Huddersfield Giants players Michael Lawrence, Ashton Golding and Jordan Turner opened up to Sky Sports about their experiences of racism, and how the Black Lives Matter movement can have a lasting impact
Last Updated: 02/08/20 11:09pm
Huddersfield Giants back row Michael Lawrence says he knew when he was a boy that he faced an uphill battle to get international recognition as a black rugby league player.
Huddersfield academy graduate Lawrence, and team-mates Ashton Golding and Jordan Turner, opened up to Sky Sports in a short film about their experiences of racism and the barriers they have overcome in their bids to forge a career in the sport.
Lawrence played for England’s feeder team, England Knights, before eventually becoming a full international with Jamaica in 2019 after more than a decade as a Huddersfield player.
“I’ve been picked and played for Yorkshire when they used to have camps and I was selected for a national camp,” Lawrence told Sky Sports as he reflected on his early experiences in the sport.
“My coach at the time was black. I was still very young and I was the only black guy out of 40 players that got selected for the national camp, trying to make the England team.
“He (my coach) must have experienced it whilst he was playing himself – he was an ex-professional.
“He was like, ‘I don’t know if you know it or not but you’re going to have to work twice as hard as anyone at that camp because, I don’t know if you know it or not, but you’re black and they don’t want you in that England team.

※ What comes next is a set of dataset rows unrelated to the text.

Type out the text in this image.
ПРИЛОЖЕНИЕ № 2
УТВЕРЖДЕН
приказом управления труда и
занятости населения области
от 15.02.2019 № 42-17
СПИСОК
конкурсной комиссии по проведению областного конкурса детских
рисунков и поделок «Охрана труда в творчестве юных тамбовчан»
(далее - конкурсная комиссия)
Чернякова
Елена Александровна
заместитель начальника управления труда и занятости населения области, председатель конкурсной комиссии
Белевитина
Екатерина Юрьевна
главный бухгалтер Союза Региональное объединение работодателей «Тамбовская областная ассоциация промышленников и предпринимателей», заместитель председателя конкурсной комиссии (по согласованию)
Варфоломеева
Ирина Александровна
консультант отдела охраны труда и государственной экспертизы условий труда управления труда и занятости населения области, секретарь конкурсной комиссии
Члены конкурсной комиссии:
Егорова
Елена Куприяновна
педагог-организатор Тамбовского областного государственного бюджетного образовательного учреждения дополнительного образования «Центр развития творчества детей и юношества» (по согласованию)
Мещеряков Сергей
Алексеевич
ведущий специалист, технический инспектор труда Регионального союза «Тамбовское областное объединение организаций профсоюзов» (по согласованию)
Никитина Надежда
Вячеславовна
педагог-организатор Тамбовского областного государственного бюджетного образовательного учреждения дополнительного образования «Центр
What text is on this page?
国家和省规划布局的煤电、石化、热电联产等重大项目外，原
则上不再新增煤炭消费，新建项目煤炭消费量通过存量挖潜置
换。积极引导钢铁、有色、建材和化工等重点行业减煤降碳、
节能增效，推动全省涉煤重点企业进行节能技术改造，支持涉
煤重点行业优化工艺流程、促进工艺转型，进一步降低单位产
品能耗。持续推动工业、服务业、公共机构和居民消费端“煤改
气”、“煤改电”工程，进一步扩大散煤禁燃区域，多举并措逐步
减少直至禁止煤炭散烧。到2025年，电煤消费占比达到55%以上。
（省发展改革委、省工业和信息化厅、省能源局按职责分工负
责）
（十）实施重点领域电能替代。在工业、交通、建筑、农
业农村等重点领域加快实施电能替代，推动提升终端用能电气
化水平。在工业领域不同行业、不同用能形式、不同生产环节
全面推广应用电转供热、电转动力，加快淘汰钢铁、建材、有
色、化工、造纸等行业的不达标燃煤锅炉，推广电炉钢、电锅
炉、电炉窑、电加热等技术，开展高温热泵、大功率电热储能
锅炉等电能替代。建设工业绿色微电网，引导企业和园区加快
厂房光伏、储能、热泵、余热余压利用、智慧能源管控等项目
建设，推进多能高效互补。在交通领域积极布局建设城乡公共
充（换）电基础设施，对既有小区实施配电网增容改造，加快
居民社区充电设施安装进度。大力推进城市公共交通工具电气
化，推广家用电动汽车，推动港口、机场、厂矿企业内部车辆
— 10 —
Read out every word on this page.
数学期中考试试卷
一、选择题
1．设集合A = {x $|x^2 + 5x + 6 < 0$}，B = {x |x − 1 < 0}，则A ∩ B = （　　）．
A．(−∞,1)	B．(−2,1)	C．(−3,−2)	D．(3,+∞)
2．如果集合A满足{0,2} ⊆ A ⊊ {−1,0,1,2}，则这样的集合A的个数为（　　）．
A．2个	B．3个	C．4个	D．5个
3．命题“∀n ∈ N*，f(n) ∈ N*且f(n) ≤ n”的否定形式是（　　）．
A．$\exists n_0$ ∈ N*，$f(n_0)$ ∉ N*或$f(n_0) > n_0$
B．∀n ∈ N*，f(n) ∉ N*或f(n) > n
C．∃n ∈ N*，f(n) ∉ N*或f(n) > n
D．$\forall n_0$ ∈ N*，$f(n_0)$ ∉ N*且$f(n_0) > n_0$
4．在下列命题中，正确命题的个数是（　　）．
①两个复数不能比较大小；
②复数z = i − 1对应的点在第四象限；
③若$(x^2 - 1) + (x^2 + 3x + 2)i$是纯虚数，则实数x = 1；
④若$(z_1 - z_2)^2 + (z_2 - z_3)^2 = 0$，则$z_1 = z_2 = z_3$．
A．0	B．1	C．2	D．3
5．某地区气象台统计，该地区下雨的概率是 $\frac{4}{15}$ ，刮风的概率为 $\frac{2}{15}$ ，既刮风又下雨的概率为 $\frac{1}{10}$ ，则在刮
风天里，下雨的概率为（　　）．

“That’s what he told me when I was 14 years old. He was like, ‘they don’t want you there and you’re going to have to be 10 times better than anyone else that’s on that field to get in that side’.
“That’s something that has stuck with me.”
Turner: Black kids are stigmatised
Lawrence’s team-mate Jordan Turner, who also has Jamaican roots, told Sky Sports, he regularly felt like he was being stereotyped as an aspiring young rugby player.
“I always got labelled that I was lazy, and I was lethargic on the pitch when I was a kid,” Oldham-born Turner said.
“I don’t ever feel like that was the case. I always tried really, really hard but within sport, in rugby league – and I know it has happened in football because it has come out in the press – there is a stigma against young black kids or mixed race kids [in terms of] how they carry themselves.
“I had that stigma attached to me. But when people sat down with me and found out what I was about they knew that was completely wrong.”
‘You’re not bad for a black lad’
Lawrence said he sometimes wonders what life would have been like for him as a young black man growing up in Huddersfield had he not made it as a rugby league player for his hometown club.
“I know a lot of the time, if I wasn’t in the position that I am in as a Super League player I would be treated a lot differently around the town by a lot of people,” Lawrence said.
“A lot of people see me as a Super League player, not just Michael, whereas if I wasn’t a Super League player I’d just be another black guy.
“The number of times I’ve heard ‘you’re not bad for a black lad’ is unbelievable. People don’t think that’s racist, but to me, I find that offensive. That’s stuff I can’t accept anymore.”
Golding: Rugby league ‘probably does have an issue’
Lawrence’s club and international colleague Golding, who joined Huddersfield from Leeds Rhinos late last year, said he does not believe alleged racist incidents in the sport are investigated with enough vigour.
He said: “We’ve been in games before where there has been racial abuse and the game has been stopped and it’s been brought to the referee’s attention.
“They have written a report, sent it to the RFL and [then] nothing. This isn’t a stab at the RFL, this isn’t a stab at the system, this is just where we are at.
“Nothing come of it. It’s a system that does not practice what it is preaching. It is kind of flawed. It is a flawed system, so that’s where I say, yeah, rugby league probably does have an issue.”
RFL: Racist abuse allegations are taken seriously
The Rugby Football League (RFL) gave Sky Sports News the following response after watching the film.
“It’s a thought-provoking piece, and we thank Sky and the three players – Ashton, Michael and Jordan – for it,” the RFL said.
“All our responses in recent weeks and months have attempted to strike a balance – to reaffirm Rugby League’s desire to play its part in this conversation, and our abhorrence of racism or prejudice in any form – while acknowledging that as a sport we have work to do, and that actions must speak louder than words.
“We shared a refreshed vision this week, and committed to publicising actions and targets on October 1. The game as a whole – including Super League, Rugby League Cares and Rugby League World Cup 2021 – are committed to this.
“In response to Ashton Golding’s specific reference, we would strongly refute any suggestion that we do not treat allegations of racial abuse in the game seriously.
“In the case to which we think he is referring, following a community game fixture last year, an investigator was appointed, but there were inconsistencies in the evidence provided, and it was impossible to prove the language used.”
Huddersfield Giants are yet to accept an invitation to comment on the film.